6 Des 2018

Potret

  
Saat kita memandang potret diri sendiri, kita merasakan diri yang lain.  Entah kita akan merasakan kita lebih cantik atau lebih jelek. Jika lebih rupawan, tentu lebih bahagia dibanding saat kita terlihat lebih gemuk, misalnya.  

Saat selesai dipotret, sebagian besar dari kita akan melihat diri kita terlebih dahulu, walau di dalamnya ada teman-teman kita.  Mungkin pada dasarnya seorang manusia, kita lebih memperhatikan kepentingan diri terlebih dahulu.  Atau mungkin, potret saluran kita untuk lebih menghargai rupa kita, di saat kita lebih memperhatikan hari-hari pekerjaan kita.

Kadangkala juga, potret membekukan perasaan kita pada saat gambar diambil.  Entah saat itu, kita sedang berkonflik dengan teman kita, ataukah saat bahagia karena dapat menghabiskan waktu bersama dengan orang terkasih. Potret merekam perasaan kita dan kita siap untuk memutarnya kembali pada saat kita membukanya kembali.

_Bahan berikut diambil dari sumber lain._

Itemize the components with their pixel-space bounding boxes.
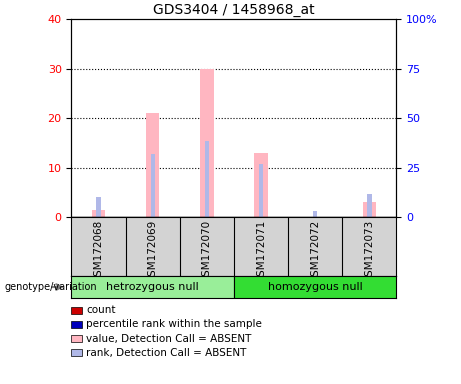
- Bar: [205, 141, 209, 217]
- Bar: [200, 69, 213, 217]
- Bar: [96, 197, 100, 217]
- Text: value, Detection Call = ABSENT: value, Detection Call = ABSENT: [86, 334, 252, 344]
- Text: count: count: [86, 305, 116, 315]
- Bar: [151, 154, 155, 217]
- Text: GSM172069: GSM172069: [148, 220, 158, 283]
- Text: hetrozygous null: hetrozygous null: [106, 282, 199, 292]
- Bar: [259, 164, 263, 217]
- Text: GSM172070: GSM172070: [202, 220, 212, 283]
- Bar: [254, 153, 268, 217]
- Text: GSM172071: GSM172071: [256, 220, 266, 283]
- Text: rank, Detection Call = ABSENT: rank, Detection Call = ABSENT: [86, 348, 247, 358]
- Bar: [71, 276, 234, 298]
- Bar: [367, 194, 372, 217]
- Bar: [234, 276, 396, 298]
- Bar: [313, 211, 317, 217]
- Bar: [92, 210, 105, 217]
- Text: percentile rank within the sample: percentile rank within the sample: [86, 319, 262, 329]
- Text: GSM172073: GSM172073: [364, 220, 374, 283]
- Bar: [146, 113, 160, 217]
- Text: homozygous null: homozygous null: [268, 282, 363, 292]
- Text: GSM172072: GSM172072: [310, 220, 320, 283]
- Bar: [363, 202, 376, 217]
- Text: GSM172068: GSM172068: [94, 220, 104, 283]
- Text: genotype/variation: genotype/variation: [5, 282, 97, 292]
- Title: GDS3404 / 1458968_at: GDS3404 / 1458968_at: [153, 3, 315, 17]
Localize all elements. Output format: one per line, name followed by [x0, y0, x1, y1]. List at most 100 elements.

Saat potret tersebut tersimpan dan dibuka kembali, perasaan yang membeku dalam potret tersebut dapat kita cairkan kembali.  Seolah membangkitkan rasa yang tertidur, dan menumbuhkan tunas baru.  Jika terus dipelihara, tunas bertumbuh menjadi bayi tanaman yang siap menjadi kanak-kanak.

Potret menjadi piagam untuk persahabatan dan hubungan percintaan.  Bukti eratnya kasih tidak perlu mahal diwujudkan dengan cincin berlian ataupun hadiah mentereng lainnya. Karena senyatanya, tidak semua orang terkasih kita dapat meluangkan waktunya untuk berpotret.